Reputation: 2059
there is a data frame that contains nested info. Let' say number of pupils, number of pupils in class A and number of pupils in class B in each school. So that pupils = n.pupilsA + n.pupilsB + other_pupils
a <- data.frame(
city = c(rep('New York',3), rep('Washington',3)),
n = c(5, 2, 1, 5, 2, 1),
name = c(
'pupils',
'classA',
'classB',
'pupils',
'classA',
'classB'
)
)
output:
city n name
1 New York 5 pupils
2 New York 2 classA
3 New York 1 classB
4 Washington 5 pupils
5 Washington 2 classA
6 Washington 1 classB
Is there a smart way (using dplyr, presumably) to make a group operation that will add into each group 'other' that will be difference between 'pupils' and 'pupils - class A' + 'pupils - class B'. So the result would be something like:
city type npupils
1 New York classA 2
2 New York classB 1
3 New York pupils 5
4 New York other 2
5 Washington classA 2
6 Washington classB 1
7 Washington pupils 5
8 Washington other 2
The only way I thought might work was to spread it, calculate difference between columns, and gather it back using tidyr
:
a %>%
spread(name, n) %>%
mutate(other = pupils - classA - classB) %>%
gather(type, npupils, c('classA', 'classB', 'pupils', 'other')) %>%
arrange(city)
which works, but I wonder if there is nicer way?
Upvotes: 1
Views: 113
Reputation: 388962
We can create a summarized dataframe and bind it to original one.
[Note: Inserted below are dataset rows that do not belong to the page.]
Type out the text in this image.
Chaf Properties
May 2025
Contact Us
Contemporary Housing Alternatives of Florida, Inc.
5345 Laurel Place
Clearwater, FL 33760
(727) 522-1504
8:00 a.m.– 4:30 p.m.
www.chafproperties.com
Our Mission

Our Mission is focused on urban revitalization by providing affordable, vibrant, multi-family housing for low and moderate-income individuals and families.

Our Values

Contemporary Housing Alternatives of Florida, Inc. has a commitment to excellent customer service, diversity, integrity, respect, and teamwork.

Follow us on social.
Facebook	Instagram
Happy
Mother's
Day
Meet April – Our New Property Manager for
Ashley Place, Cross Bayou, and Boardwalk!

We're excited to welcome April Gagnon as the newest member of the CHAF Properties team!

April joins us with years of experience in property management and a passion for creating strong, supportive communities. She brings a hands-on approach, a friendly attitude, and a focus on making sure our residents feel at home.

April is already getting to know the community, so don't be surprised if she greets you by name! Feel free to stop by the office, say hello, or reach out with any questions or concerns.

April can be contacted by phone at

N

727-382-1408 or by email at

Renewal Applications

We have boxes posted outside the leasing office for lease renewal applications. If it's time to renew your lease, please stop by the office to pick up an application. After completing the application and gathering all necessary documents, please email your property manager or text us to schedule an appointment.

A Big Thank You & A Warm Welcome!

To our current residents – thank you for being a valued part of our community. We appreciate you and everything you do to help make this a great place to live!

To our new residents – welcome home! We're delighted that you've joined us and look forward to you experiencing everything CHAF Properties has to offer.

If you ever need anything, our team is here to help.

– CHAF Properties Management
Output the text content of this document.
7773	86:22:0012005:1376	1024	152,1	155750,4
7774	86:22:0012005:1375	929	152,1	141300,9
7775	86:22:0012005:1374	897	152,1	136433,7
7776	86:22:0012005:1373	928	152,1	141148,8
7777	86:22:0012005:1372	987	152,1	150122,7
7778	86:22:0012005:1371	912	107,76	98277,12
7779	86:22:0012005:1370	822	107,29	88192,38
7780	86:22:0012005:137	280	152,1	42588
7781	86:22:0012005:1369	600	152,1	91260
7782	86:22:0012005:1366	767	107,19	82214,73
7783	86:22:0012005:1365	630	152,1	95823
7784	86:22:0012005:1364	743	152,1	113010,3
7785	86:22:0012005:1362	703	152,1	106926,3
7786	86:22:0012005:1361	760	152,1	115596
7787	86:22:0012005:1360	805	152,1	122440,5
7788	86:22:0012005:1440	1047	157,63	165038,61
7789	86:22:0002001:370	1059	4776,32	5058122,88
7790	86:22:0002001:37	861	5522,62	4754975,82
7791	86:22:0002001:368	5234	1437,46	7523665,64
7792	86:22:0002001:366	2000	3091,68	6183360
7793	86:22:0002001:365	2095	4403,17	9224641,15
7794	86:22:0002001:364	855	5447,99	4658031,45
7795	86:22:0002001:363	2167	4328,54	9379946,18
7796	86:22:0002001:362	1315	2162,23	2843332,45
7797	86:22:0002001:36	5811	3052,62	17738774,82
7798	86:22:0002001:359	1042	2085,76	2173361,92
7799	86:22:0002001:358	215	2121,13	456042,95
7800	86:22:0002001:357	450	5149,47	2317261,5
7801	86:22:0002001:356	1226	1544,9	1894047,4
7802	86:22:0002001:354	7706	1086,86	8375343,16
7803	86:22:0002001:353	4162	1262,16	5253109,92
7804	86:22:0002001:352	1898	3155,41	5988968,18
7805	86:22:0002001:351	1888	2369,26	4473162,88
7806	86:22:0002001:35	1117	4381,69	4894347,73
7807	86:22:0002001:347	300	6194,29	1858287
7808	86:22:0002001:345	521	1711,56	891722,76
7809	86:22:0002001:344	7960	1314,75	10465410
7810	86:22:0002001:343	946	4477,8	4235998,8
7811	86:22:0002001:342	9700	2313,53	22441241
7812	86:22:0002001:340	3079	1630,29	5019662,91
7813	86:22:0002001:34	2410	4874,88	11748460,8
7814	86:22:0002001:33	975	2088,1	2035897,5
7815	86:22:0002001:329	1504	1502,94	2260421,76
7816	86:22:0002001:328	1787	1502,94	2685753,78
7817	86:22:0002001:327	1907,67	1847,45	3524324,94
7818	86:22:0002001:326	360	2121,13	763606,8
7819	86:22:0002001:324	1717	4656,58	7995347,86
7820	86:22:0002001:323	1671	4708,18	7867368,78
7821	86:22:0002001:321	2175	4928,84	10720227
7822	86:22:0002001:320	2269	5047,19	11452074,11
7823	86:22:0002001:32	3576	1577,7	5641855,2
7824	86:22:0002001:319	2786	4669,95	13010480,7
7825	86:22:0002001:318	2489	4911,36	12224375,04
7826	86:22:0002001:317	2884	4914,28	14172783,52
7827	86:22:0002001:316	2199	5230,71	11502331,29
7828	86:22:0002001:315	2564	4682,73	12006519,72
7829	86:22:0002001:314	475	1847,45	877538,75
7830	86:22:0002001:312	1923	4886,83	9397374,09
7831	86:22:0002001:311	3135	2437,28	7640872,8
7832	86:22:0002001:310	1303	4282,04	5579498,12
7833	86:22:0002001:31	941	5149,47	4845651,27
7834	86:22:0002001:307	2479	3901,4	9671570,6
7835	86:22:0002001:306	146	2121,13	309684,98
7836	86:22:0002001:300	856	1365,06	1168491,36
For each city
we calculate n
by subtracting the value of n
where name == 'pupils'
by remaining values in the group and create a name
column as "Other" and add these rows to the original dataframe using bind_rows
.
library(dplyr)
bind_rows(a, a %>%
group_by(city)%>%
summarise(n = n[name == 'pupils'] - sum(n[name != 'pupils']),
name = "Other")) %>%
arrange(city)
# city n name
#1 New York 5 pupils
#2 New York 2 classA
#3 New York 1 classB
#4 New York 2 Other
#5 Washington 5 pupils
#6 Washington 2 classA
#7 Washington 1 classB
#8 Washington 2 Other
Note - Here I am assuming you have only one entry of "pupils" for each city
or else we can use which.max
to get the first entry.
Upvotes: 5